This could affect all of us

This could affect all of us

An impending court battle in Tucson, Arizona, could affect every Catholic in the US. At issue is who owns parishes? The diocese or the parishes themselves? Now, canon law is clear. Parishes are juridical persons in themselves, at the disposition of the bishop. In other words, they are independent of the diocesan structure in most things, although still subject to control of the bishop who may suppress them, merge them, and so on, within the bounds of canon law. But does canon law hold up in secular court?

If the courts decide that parishes are the property of the diocese, then watch out because the lawyers will be coming. Lawyers for abuse victims will see dollar signs and they will be coming with liquidation orders. If you think parish closings are bad now, you haven’t seen anything yet. And they won’t use kid gloves. The lawyers liquidating parishes will come with eviction notices and sheriff’s deputies, not the kid gloves of the archbishop of Boston.

The question then becomes what happens if a parish’s church is closed and sold off to pay some legal settlement at the order of a judge and then the people of that parish build a new church? Can the judge come along and claim that too? Is any money given by laypeople for a Catholic charitable purpose automatically available for seizure by plaintiffs seeking payment on their damage claims? What will happen to the ability of Catholics to practice their religion in freedom? There are some ugly potential ramifications in all this.

  • I had been wondering about that. 

    However, why not go whole hog, then, and seize the cathedrals?  That’s where lots of the good stuff is in any diocese.

    I’m not sure what they think they can liquidate.  Many of the items in Catholic churches are sellable only to other Catholic churches, or maybe some Lutheran or Anglican churches.  Maybe some more modern churches could be easily converted into condos, but I don’t see that the building would get much cash—the land would have to be pretty valuable to make it worth the lawyers’ while. 

    What might be easier pickings are other properties the churches own.  My mother’s church owns some houses that it uses to provide shelter for families in crisis.  I’m sure the lawyers will be real popular for seizing such properties.  Some parishes own group homes and the like.  Yeah, let’s shut down ministries to drug addicts.  Then there are the schools.  Shutting down Catholic schools.  That may not even be popular with the public schoolteacher unions, as that’s where a lot of their kids go…

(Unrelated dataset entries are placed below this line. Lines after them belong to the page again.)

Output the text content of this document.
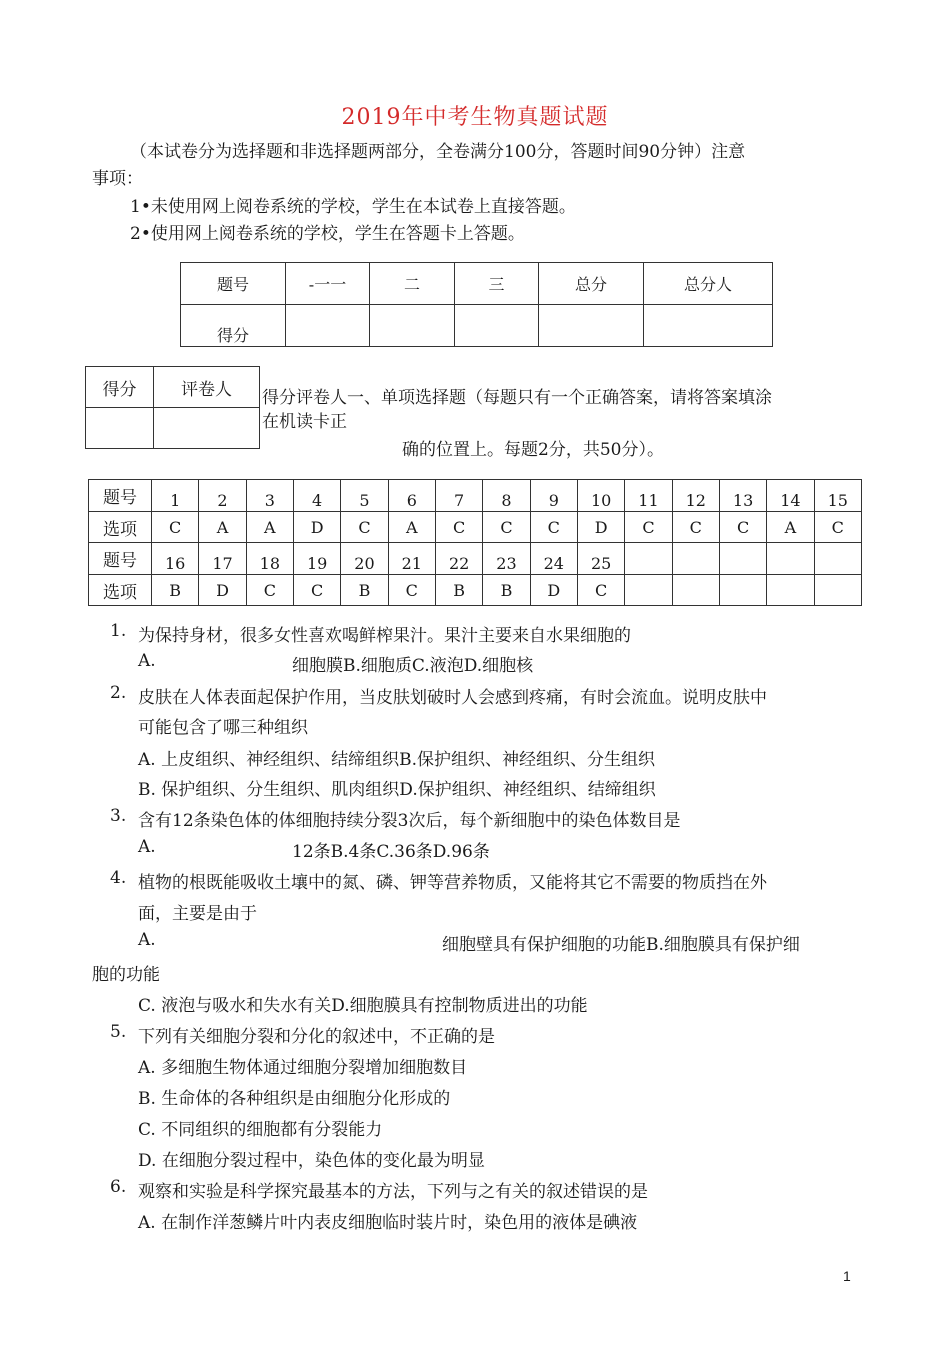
2019年中考生物真题试题
（本试卷分为选择题和非选择题两部分，全卷满分100分，答题时间90分钟）注意
事项：
1•未使用网上阅卷系统的学校，学生在本试卷上直接答题。
2•使用网上阅卷系统的学校，学生在答题卡上答题。
题号	-一一	二	三	总分	总分人
得分					
得分	评卷人
	得分评卷人一、单项选择题（每题只有一个正确答案，请将答案填涂
在机读卡正
确的位置上。每题2分，共50分）。
题号	1	2	3	4	5	6	7	8	9	10	11	12	13	14	15
选项	C	A	A	D	C	A	C	C	C	D	C	C	C	A	C
题号	16	17	18	19	20	21	22	23	24	25					
选项	B	D	C	C	B	C	B	B	D	C					
1. 为保持身材，很多女性喜欢喝鲜榨果汁。果汁主要来自水果细胞的
A.	细胞膜B.细胞质C.液泡D.细胞核
2. 皮肤在人体表面起保护作用，当皮肤划破时人会感到疼痛，有时会流血。说明皮肤中
可能包含了哪三种组织
A. 上皮组织、神经组织、结缔组织B.保护组织、神经组织、分生组织
B. 保护组织、分生组织、肌肉组织D.保护组织、神经组织、结缔组织
3. 含有12条染色体的体细胞持续分裂3次后，每个新细胞中的染色体数目是
A.	12条B.4条C.36条D.96条
4. 植物的根既能吸收土壤中的氮、磷、钾等营养物质，又能将其它不需要的物质挡在外
面，主要是由于
A.	细胞壁具有保护细胞的功能B.细胞膜具有保护细
胞的功能
C. 液泡与吸水和失水有关D.细胞膜具有控制物质进出的功能
5. 下列有关细胞分裂和分化的叙述中，不正确的是
A. 多细胞生物体通过细胞分裂增加细胞数目
B. 生命体的各种组织是由细胞分化形成的
C. 不同组织的细胞都有分裂能力
D. 在细胞分裂过程中，染色体的变化最为明显
6. 观察和实验是科学探究最基本的方法，下列与之有关的叙述错误的是
A. 在制作洋葱鳞片叶内表皮细胞临时装片时，染色用的液体是碘液
1
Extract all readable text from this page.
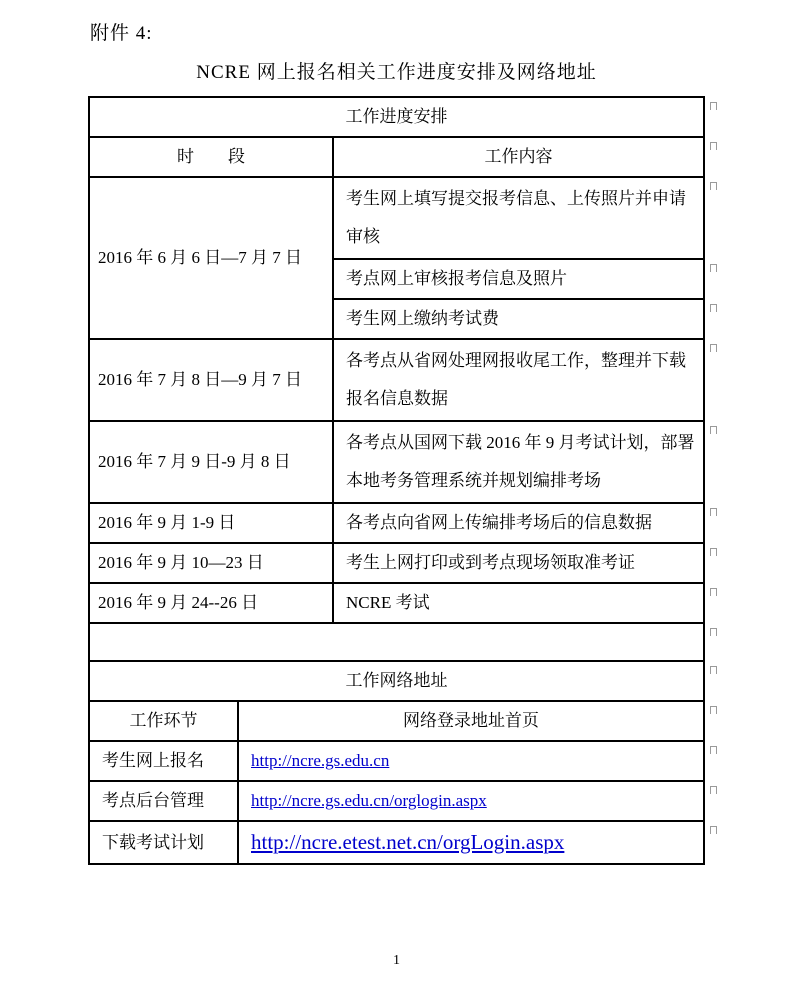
附件 4:
NCRE 网上报名相关工作进度安排及网络地址
工作进度安排	

时　　段	工作内容

2016 年 6 月 6 日—7 月 7 日	考生网上填写提交报考信息、上传照片并申请审核

	考点网上审核报考信息及照片

	考生网上缴纳考试费

2016 年 7 月 8 日—9 月 7 日	各考点从省网处理网报收尾工作，整理并下载报名信息数据

2016 年 7 月 9 日-9 月 8 日	各考点从国网下载 2016 年 9 月考试计划，部署本地考务管理系统并规划编排考场

2016 年 9 月 1-9 日	各考点向省网上传编排考场后的信息数据

2016 年 9 月 10—23 日	考生上网打印或到考点现场领取准考证

2016 年 9 月 24--26 日	NCRE 考试

工作网络地址	

工作环节	网络登录地址首页

考生网上报名	http://ncre.gs.edu.cn

考点后台管理	http://ncre.gs.edu.cn/orglogin.aspx

下载考试计划	http://ncre.etest.net.cn/orgLogin.aspx
1
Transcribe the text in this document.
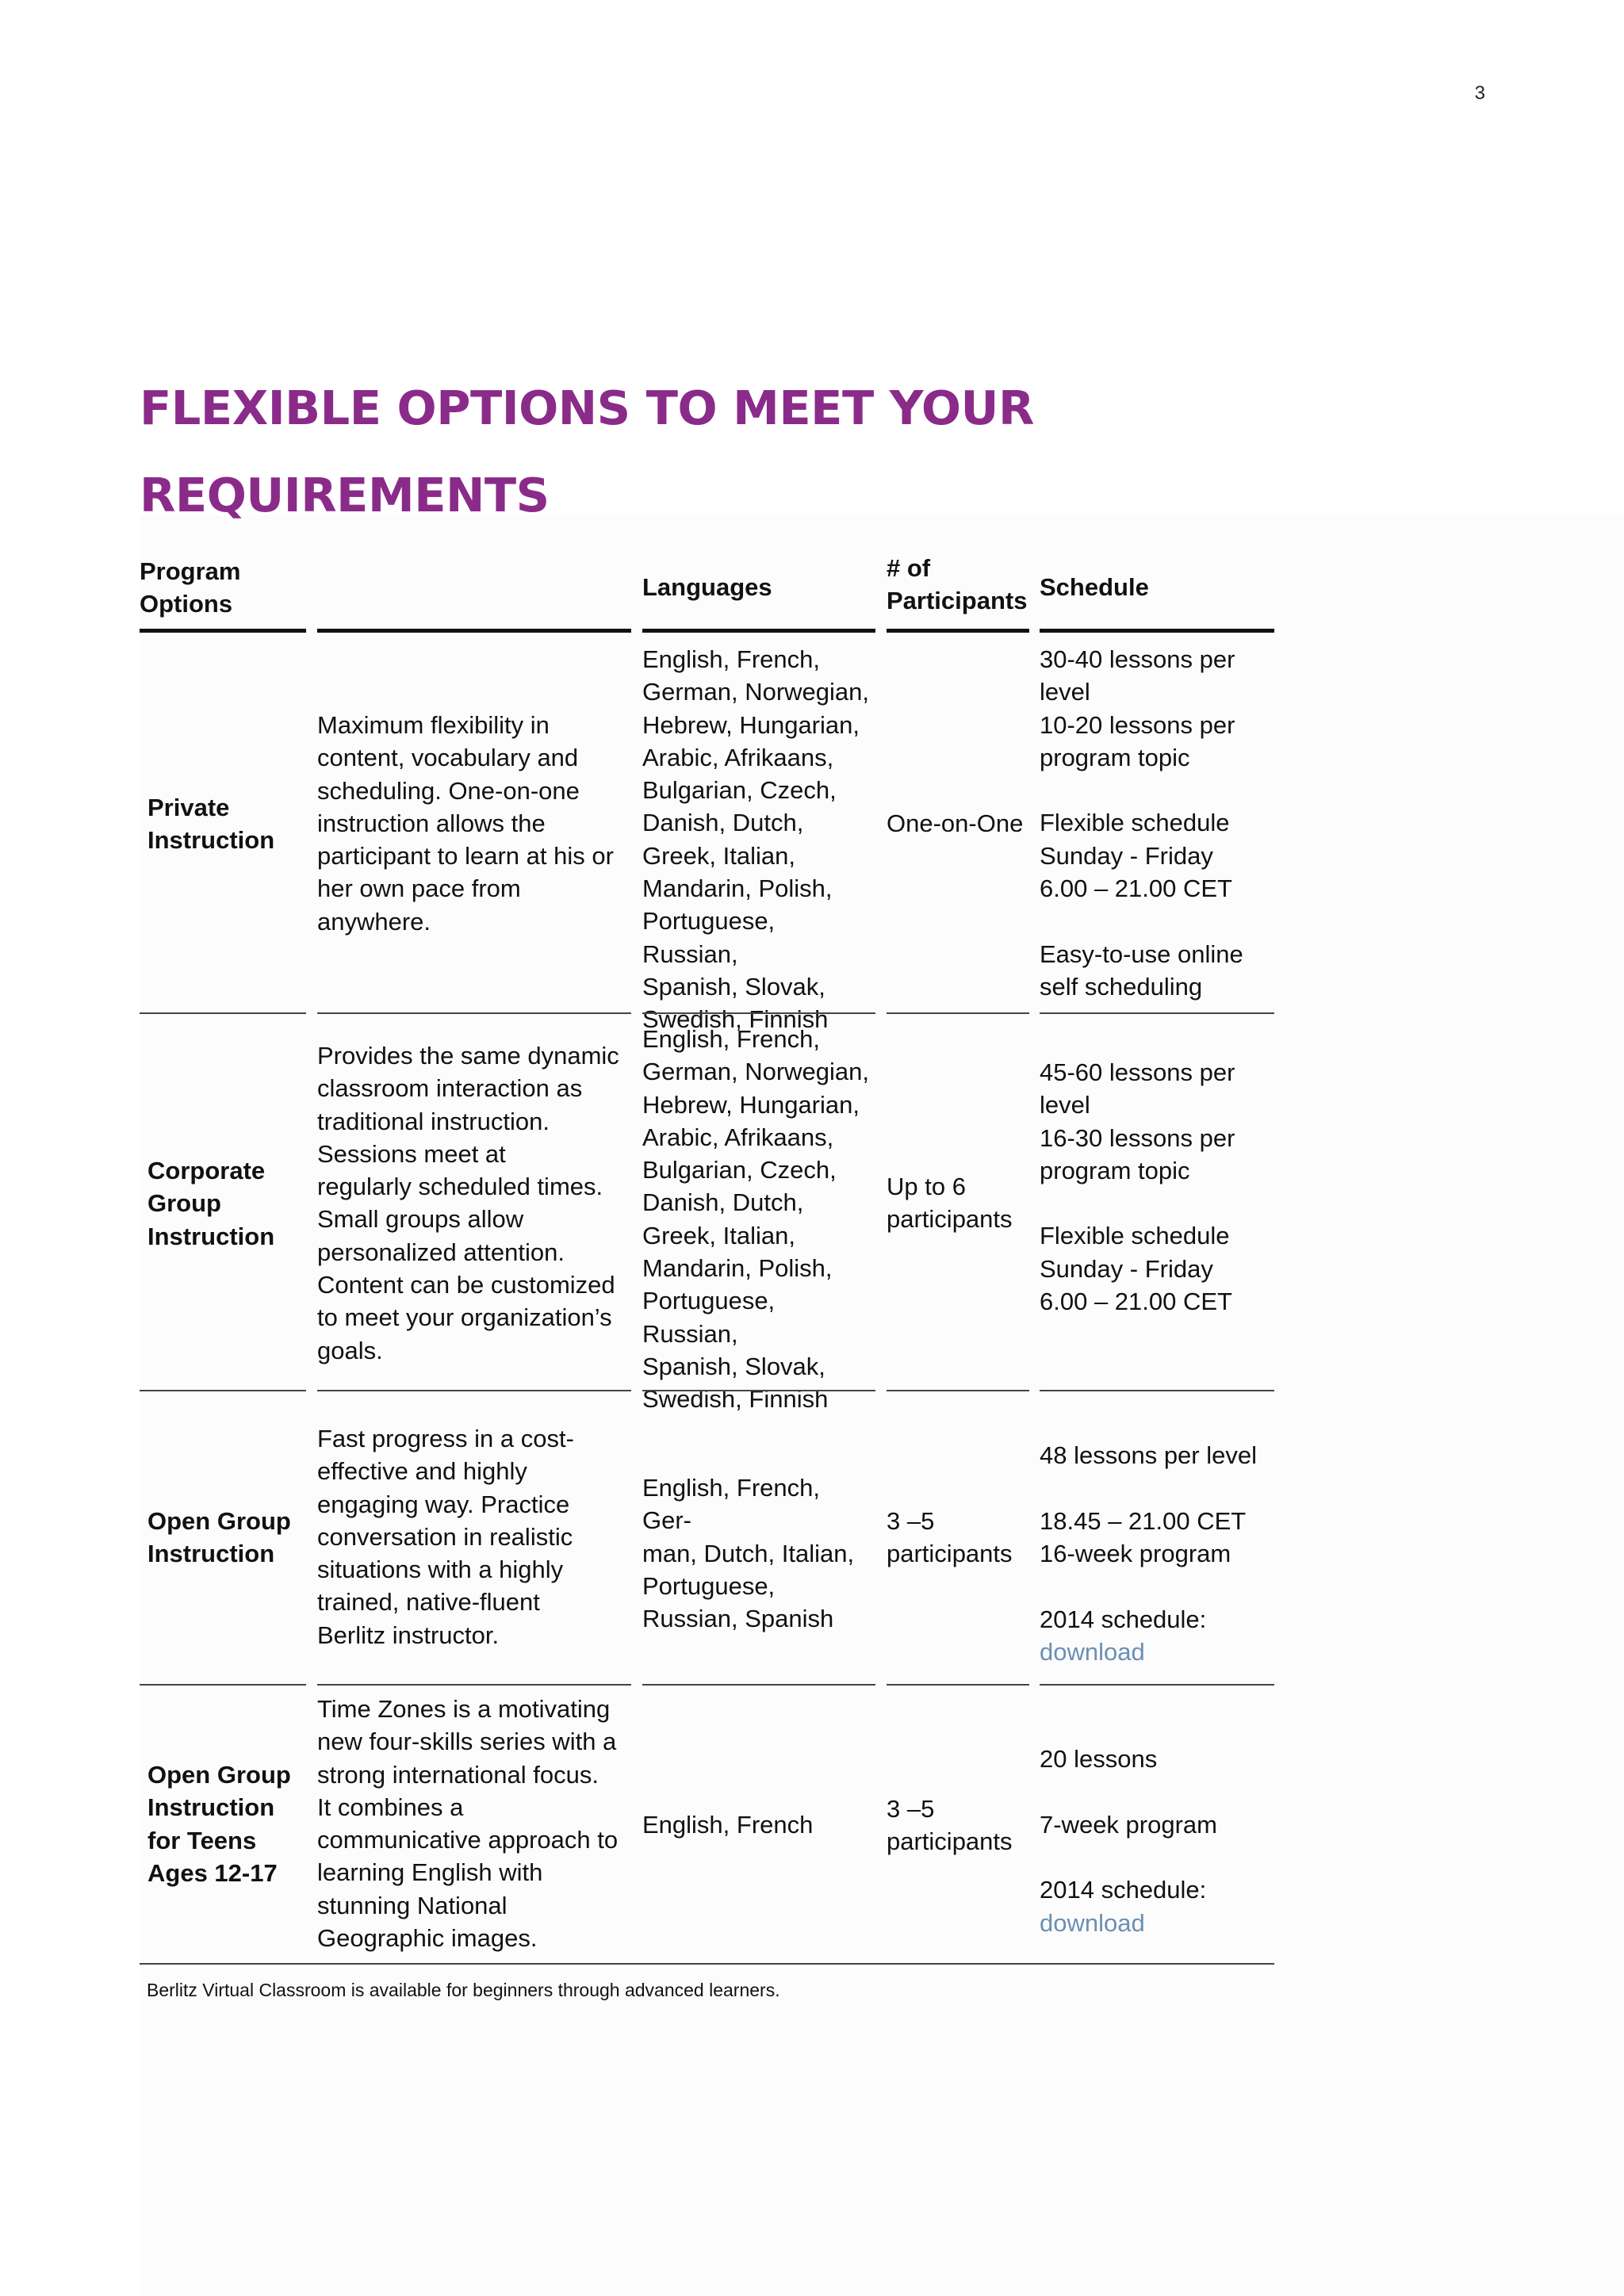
3
FLEXIBLE OPTIONS TO MEET YOUR REQUIREMENTS
Program
Options
Languages
# of
Participants Schedule
Private
Instruction
Maximum flexibility in
content, vocabulary and
scheduling. One-on-one
instruction allows the
participant to learn at his or
her own pace from
anywhere.
English, French,
German, Norwegian,
Hebrew, Hungarian,
Arabic, Afrikaans,
Bulgarian, Czech,
Danish, Dutch,
Greek, Italian,
Mandarin, Polish,
Portuguese, Russian,
Spanish, Slovak,
Swedish, Finnish
One-on-One
30-40 lessons per
level
10-20 lessons per
program topic

Flexible schedule
Sunday - Friday
6.00 – 21.00 CET

Easy-to-use online
self scheduling
Corporate
Group
Instruction
Provides the same dynamic
classroom interaction as
traditional instruction.
Sessions meet at
regularly scheduled times.
Small groups allow
personalized attention.
Content can be customized
to meet your organization’s
goals.
English, French,
German, Norwegian,
Hebrew, Hungarian,
Arabic, Afrikaans,
Bulgarian, Czech,
Danish, Dutch,
Greek, Italian,
Mandarin, Polish,
Portuguese, Russian,
Spanish, Slovak,
Swedish, Finnish
Up to 6
participants
45-60 lessons per
level
16-30 lessons per
program topic

Flexible schedule
Sunday - Friday
6.00 – 21.00 CET
Open Group
Instruction
Fast progress in a cost-
effective and highly
engaging way. Practice
conversation in realistic
situations with a highly
trained, native-fluent
Berlitz instructor.
English, French, Ger-
man, Dutch, Italian,
Portuguese,
Russian, Spanish
3 –5
participants

48 lessons per level

18.45 – 21.00 CET
16-week program

2014 schedule:
download

Open Group
Instruction
for Teens
Ages 12-17
Time Zones is a motivating
new four-skills series with a
strong international focus.
It combines a
communicative approach to
learning English with
stunning National
Geographic images.
English, French
3 –5
participants

20 lessons

7-week program

2014 schedule:
download

Berlitz Virtual Classroom is available for beginners through advanced learners.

    Oh, they think the bad publicity will be only on the Church’s side… ha.  Not that the lawyers would care… until it pushes more voters to pass caps on damages and lawyers fees for these types of cases.

  • It’s not the church buildiners, per se, but the property they’re sitting on that is valuable. And lots of churches sit on valuable land where cities and towns have grown up around them.

    In Boston, just one parish that is slated for closure is sitting on a parcel estimated to be worth $11 million.

    And any repercussions on the closings would be turned around and blamed on bishops who allowed perverts to molest kids.

  • The questions you ask help explain the now widely-scorned doctrine of charitable immunity.  If you sue a for-profit corporation, a resulting award or settlement can fairly be regarded as coming out of the pockets of the shareholders, who ultimately hired the employees who actually committed the tort at issue.  But if you sue a church or other charity, the real losers are not the priests, bishops, or managers who actually committed the tort, but the parishioners and beneficiaries who didn’t.

    But don’t look for a revival of the doctrine of charitable immunity any time soon.  The overarching principle of tort law today is that the injured must be compensated, regardless of whether those who foot the bill are really responsible for the injury.

  • I should have said “the injured (and their attorneys”.  One must never overlook how much of modern tort law is driven by the need to fill the pockets of plaintiffs’ lawyers.

  • I think the Catholic congregationalists are throwing up a smokescreen with talk of “juridical persons”.  It’s true—but so what?

    As in a civil law, in canon law, a person cannot sue himself.  The bishop cannot sue himself.

    The lawyers have already come and consider all the property of the parishes to be the bishops.

    If the people contribute to any charity which is in debt, that debt must be paid off before the “new” money is applied to charitable purposes unless some sort of agreement has been worked out with the creditor.